Lecture Notes on 20 Nov 2009

Regular Expressions in Python

A regular expression is a way of expressing a pattern. A regular
expression is used to find or replace a pattern or split a piece
of text according to the pattern.

# Import the regular expression module
import re

# Sample text
text = "Come down to Kew in lilac time, in lilac time, in lilac time;"

# All patterns are expressed as raw strings and have to be compiled.
# The flag re.I indicates that the pattern is case insensitive.
p = re.compile(r'lilac', re.I)

# match() function only matches patterns at the beginning of the text.
# It returns a match object if it finds the pattern or None.
m = p.match(text)

print m		# prints 'None'

if (m):
  print "Found"
else:
  print "Not found"	# prints "Not found"

# search() function finds the first occurence of the pattern or None.
# It returns a match object.
s = p.search(text)

# To print the actual string it found use the function group()
print s.group()		# print 'lilac'

# To print the location in the text
print s.start(), s.end() 	# prints '20 25'
print s.span()			# prints '(20, 25)'

# To obtain all the matches use the function findall() that returns a list.
a = p.findall(text)
print a		# prints "['lilac', 'lilac', 'lilac']"

# To obtain the location of all the above matches get an iteration object
# with the function finditer() and loop through all the iterations
iterObj = p.finditer(text)
for m in iterObj:
  print m.span()

# replace or substitute the pattern use sub() that returns a new string
new_text = p.sub('tulip', text)
print new_text

# Use split() to split a piece of text according to a delimiter.
text2 = "asd:qwe:zxc"

# Specify delimiter
p = re.compile(r':')

# split() returns a list of strings not including the delimiter
a = p.split(text2)
print a		# prints "['asd', 'qwe', 'zxc']"

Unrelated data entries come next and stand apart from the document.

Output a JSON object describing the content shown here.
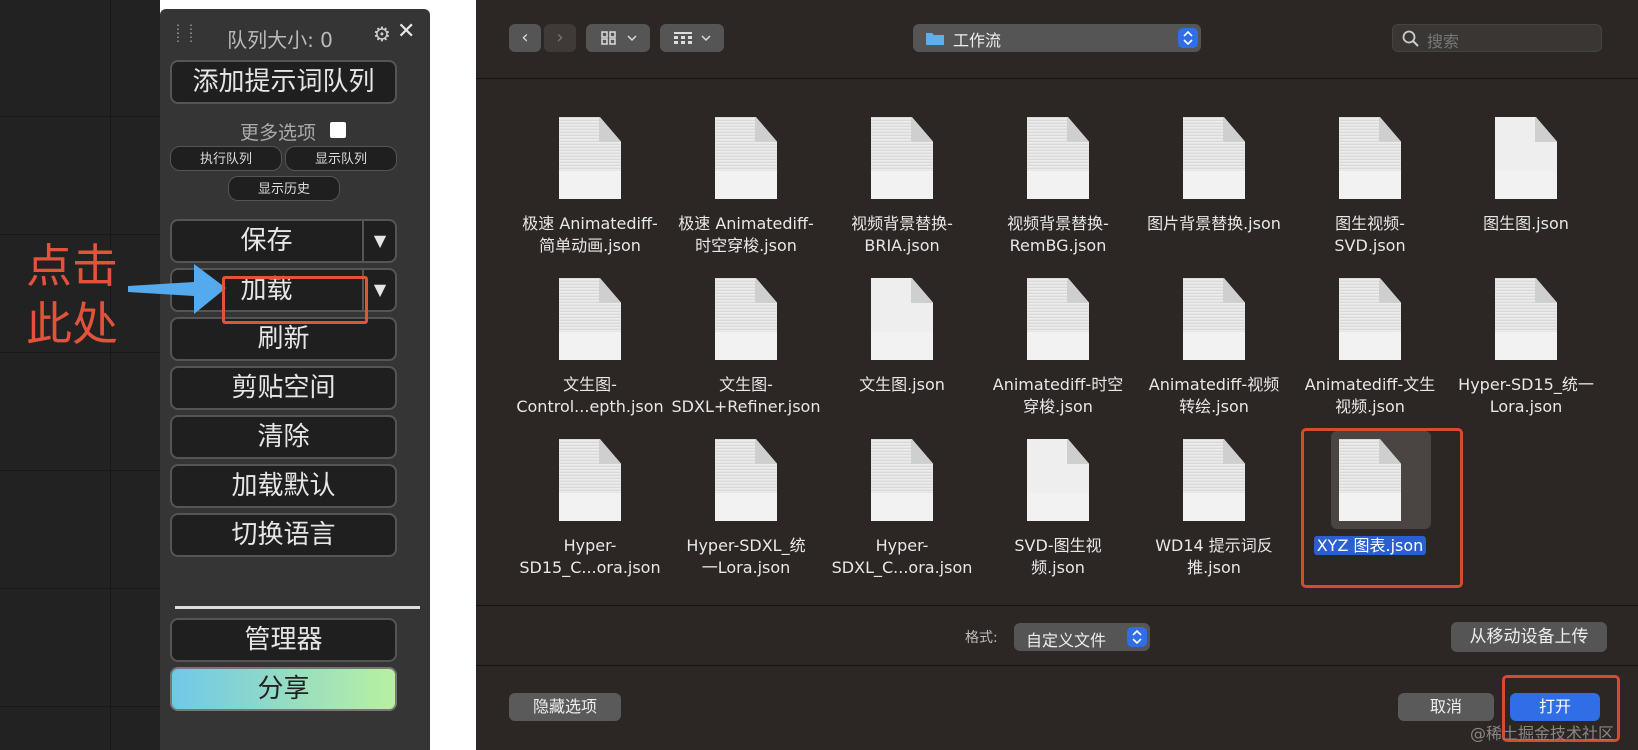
{
  "comfy_panel": {
    "queue_size": "队列大小: 0",
    "add_prompt_queue": "添加提示词队列",
    "more_options": "更多选项",
    "execute_queue": "执行队列",
    "show_queue": "显示队列",
    "show_history": "显示历史",
    "save": "保存",
    "load": "加载",
    "refresh": "刷新",
    "clipspace": "剪贴空间",
    "clear": "清除",
    "load_default": "加载默认",
    "switch_language": "切换语言",
    "manager": "管理器",
    "share": "分享",
    "dropdown_glyph": "▼"
  },
  "annotation": {
    "line1": "点击",
    "line2": "此处",
    "color": "#e1533a"
  },
  "dialog": {
    "folder_name": "工作流",
    "search_placeholder": "搜索",
    "files": [
      {
        "line1": "极速 Animatediff-",
        "line2": "简单动画.json"
      },
      {
        "line1": "极速 Animatediff-",
        "line2": "时空穿梭.json"
      },
      {
        "line1": "视频背景替换-",
        "line2": "BRIA.json"
      },
      {
        "line1": "视频背景替换-",
        "line2": "RemBG.json"
      },
      {
        "line1": "图片背景替换.json",
        "line2": ""
      },
      {
        "line1": "图生视频-",
        "line2": "SVD.json"
      },
      {
        "line1": "图生图.json",
        "line2": ""
      },
      {
        "line1": "文生图-",
        "line2": "Control...epth.json"
      },
      {
        "line1": "文生图-",
        "line2": "SDXL+Refiner.json"
      },
      {
        "line1": "文生图.json",
        "line2": ""
      },
      {
        "line1": "Animatediff-时空",
        "line2": "穿梭.json"
      },
      {
        "line1": "Animatediff-视频",
        "line2": "转绘.json"
      },
      {
        "line1": "Animatediff-文生",
        "line2": "视频.json"
      },
      {
        "line1": "Hyper-SD15_统一",
        "line2": "Lora.json"
      },
      {
        "line1": "Hyper-",
        "line2": "SD15_C...ora.json"
      },
      {
        "line1": "Hyper-SDXL_统",
        "line2": "一Lora.json"
      },
      {
        "line1": "Hyper-",
        "line2": "SDXL_C...ora.json"
      },
      {
        "line1": "SVD-图生视",
        "line2": "频.json"
      },
      {
        "line1": "WD14 提示词反",
        "line2": "推.json"
      },
      {
        "line1": "XYZ 图表.json",
        "line2": ""
      }
    ],
    "selected_index": 19,
    "format_label": "格式:",
    "format_value": "自定义文件",
    "upload_mobile": "从移动设备上传",
    "hide_options": "隐藏选项",
    "cancel": "取消",
    "open": "打开",
    "selection_color": "#2b5fcf",
    "highlight_color": "#d84a2f"
  },
  "watermark": "@稀土掘金技术社区"
}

There are meta-characters that have special meaning in a regular
expression:

. (period) matches any character other than newline

[aeiou]	matches any character in the square brackets

[^aeiou] matches any character NOT in the square brackets

a{3} matches exactly 3 a's.

a{3,5} matches 3 to 5 a's.

a* matches 0 or more a's.

a+ matches 1 or more a's.

a? matches 0 or 1 a's.

(a|b|c) matches a or b or c.

\d matches any digit, same as [0-9]

\D matches any character that is not a digit, same as [^0-9]

\w matches any alphanumeric character, including the underscore '_'

\W maches any non-alphanumeric character

\s matches any space, including new lines

\S matches any character that is not a space